Fiscal full-year profit may be $1.95 to $2 a share, the company said, up from a previous forecast in May of $1.78 to $1.83. The average estimate of 26 analysts was $2.08 a share.

‘Solid Results’

The shares rose 4.1 percent to $35.74 at 9:59 a.m. New York time. The stock had risen 85 percent this year through yesterday.

“The increased focus on product and marketing continues to resonate with consumers and will continue to drive solid results,” Randal Konik, a New York-based analyst at Jefferies Group Inc. with a buy rating on the stock, wrote in a note before the report.

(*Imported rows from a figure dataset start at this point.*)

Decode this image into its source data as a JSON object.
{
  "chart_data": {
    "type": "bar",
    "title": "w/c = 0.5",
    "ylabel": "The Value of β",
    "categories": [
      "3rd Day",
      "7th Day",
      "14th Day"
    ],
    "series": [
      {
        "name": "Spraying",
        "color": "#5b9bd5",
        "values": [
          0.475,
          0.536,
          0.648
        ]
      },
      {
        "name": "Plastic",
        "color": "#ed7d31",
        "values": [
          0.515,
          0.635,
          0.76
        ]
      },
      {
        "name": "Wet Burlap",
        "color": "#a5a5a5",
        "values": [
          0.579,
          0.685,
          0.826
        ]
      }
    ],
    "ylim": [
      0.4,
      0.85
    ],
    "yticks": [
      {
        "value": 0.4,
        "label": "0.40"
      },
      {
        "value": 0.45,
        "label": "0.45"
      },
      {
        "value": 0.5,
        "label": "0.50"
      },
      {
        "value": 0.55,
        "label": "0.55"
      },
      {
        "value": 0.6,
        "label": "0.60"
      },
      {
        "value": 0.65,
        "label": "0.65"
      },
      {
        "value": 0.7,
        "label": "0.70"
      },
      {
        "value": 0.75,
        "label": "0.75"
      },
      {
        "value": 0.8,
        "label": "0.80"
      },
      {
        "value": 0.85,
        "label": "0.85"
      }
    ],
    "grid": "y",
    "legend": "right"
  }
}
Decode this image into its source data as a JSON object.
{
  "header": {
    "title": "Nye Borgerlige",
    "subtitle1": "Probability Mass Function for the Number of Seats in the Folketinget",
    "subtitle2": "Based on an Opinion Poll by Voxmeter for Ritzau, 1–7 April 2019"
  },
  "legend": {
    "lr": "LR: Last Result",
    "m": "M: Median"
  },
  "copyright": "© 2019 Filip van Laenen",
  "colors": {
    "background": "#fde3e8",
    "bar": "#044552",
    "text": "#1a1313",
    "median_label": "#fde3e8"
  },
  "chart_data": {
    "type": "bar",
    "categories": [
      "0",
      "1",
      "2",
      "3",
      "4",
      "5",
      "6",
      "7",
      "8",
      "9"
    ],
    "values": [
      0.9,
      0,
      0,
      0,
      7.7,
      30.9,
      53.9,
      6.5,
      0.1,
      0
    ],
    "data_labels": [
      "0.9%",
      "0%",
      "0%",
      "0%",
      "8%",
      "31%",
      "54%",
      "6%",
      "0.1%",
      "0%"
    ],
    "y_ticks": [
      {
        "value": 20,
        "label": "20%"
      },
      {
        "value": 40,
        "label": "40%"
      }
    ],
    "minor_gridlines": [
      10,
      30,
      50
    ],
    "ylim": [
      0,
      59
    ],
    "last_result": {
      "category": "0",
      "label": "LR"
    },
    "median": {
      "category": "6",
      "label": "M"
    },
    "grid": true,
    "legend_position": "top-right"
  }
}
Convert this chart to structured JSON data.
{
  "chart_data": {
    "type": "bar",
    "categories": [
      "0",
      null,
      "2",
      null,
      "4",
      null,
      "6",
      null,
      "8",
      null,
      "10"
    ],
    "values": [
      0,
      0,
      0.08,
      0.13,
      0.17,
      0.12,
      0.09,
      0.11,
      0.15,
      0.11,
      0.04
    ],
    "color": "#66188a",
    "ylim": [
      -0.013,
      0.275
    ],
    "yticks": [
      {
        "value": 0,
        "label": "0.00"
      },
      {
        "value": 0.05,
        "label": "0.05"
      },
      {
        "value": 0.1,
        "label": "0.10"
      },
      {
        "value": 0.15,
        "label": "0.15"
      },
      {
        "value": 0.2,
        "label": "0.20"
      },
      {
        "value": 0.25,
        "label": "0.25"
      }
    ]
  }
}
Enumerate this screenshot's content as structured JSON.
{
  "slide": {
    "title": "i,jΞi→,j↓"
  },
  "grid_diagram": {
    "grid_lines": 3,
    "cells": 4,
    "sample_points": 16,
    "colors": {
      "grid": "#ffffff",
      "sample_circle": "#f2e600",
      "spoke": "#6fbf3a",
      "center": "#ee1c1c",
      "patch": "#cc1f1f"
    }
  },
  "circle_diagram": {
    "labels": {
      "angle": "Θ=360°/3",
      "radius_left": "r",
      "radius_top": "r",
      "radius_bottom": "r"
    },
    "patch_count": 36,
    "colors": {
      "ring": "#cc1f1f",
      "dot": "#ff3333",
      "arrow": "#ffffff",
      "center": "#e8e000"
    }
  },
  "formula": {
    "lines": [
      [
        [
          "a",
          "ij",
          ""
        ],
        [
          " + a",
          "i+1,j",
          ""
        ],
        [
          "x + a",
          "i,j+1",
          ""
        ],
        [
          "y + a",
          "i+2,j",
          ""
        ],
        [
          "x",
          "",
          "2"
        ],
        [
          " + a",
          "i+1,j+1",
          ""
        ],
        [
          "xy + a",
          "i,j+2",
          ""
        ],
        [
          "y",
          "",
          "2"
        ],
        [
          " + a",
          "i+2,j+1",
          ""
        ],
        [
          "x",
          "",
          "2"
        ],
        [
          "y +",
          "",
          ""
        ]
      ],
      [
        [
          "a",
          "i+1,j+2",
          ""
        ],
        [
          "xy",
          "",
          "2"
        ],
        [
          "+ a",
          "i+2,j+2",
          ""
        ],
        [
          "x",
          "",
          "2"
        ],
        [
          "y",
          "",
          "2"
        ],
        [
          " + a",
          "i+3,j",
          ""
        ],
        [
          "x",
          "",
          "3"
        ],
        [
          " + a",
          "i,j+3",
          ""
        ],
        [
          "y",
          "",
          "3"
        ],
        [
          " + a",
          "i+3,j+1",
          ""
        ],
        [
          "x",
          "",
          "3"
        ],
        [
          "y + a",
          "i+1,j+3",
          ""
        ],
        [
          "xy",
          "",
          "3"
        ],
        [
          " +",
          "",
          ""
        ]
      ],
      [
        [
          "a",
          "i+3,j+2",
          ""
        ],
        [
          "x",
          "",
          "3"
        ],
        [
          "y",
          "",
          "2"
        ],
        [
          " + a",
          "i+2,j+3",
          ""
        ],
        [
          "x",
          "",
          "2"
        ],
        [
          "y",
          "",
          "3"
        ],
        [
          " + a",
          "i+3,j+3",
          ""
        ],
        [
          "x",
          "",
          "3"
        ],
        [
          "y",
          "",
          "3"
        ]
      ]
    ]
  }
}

Konik said he anticipates fall and holiday designs to improve further from successful spring merchandise.

Analysts have been viewing Gap’s sales success as the start of a turnaround, with new talent at the company’s Gap, Old Navy and Banana Republic brands working to regain sales from rivals like J. Crew Group Inc. and Hennes & Mauritz AB.

Gap said earlier this week it hired U.S. designer Narciso Rodriguez as an adviser for Banana Republic, which Konik wrote “is yet another data point showing the elevated fashion at Gap Inc.’s brands.” Earlier this year, the company hired back J. Crew executive Tracy Gardner for a similar role at Gap and Jill Stanton, former vice president of global apparel at Nike Inc., to advise at Old Navy.

‘Positive Momentum’

“Customers responded well to our product offerings across our brands,” Chief Executive Officer Glenn Murphy said in the statement. “Our continued focus on product and store execution are helping to drive positive momentum and we’re committed to sustaining solid performance for the remainder of the year.”

Marketing expenses rose to $147 million in the quarter, a $33 million increase from last year, primarily driven by investments in the Gap brand, the company said. Operating margin will be about 11 percent for the year, up from the 10 percent guidance in May, according to the statement.

Inventory dollars per store fell 6 percent at the end of the second quarter and the company said it expects inventory dollars per store to be down in the “low single digits” at the end of the third quarter compared with the year-earlier period.

Comparable store sales rose 4 percent in the quarter, and in July, sales by the same measure jumped 10 percent.

Gap slid 16 percent in 2011 when sales fell to a three-year low, as the retailer was plagued by a surge in cotton prices and missteps including a failed marketing campaign at its Old Navy division.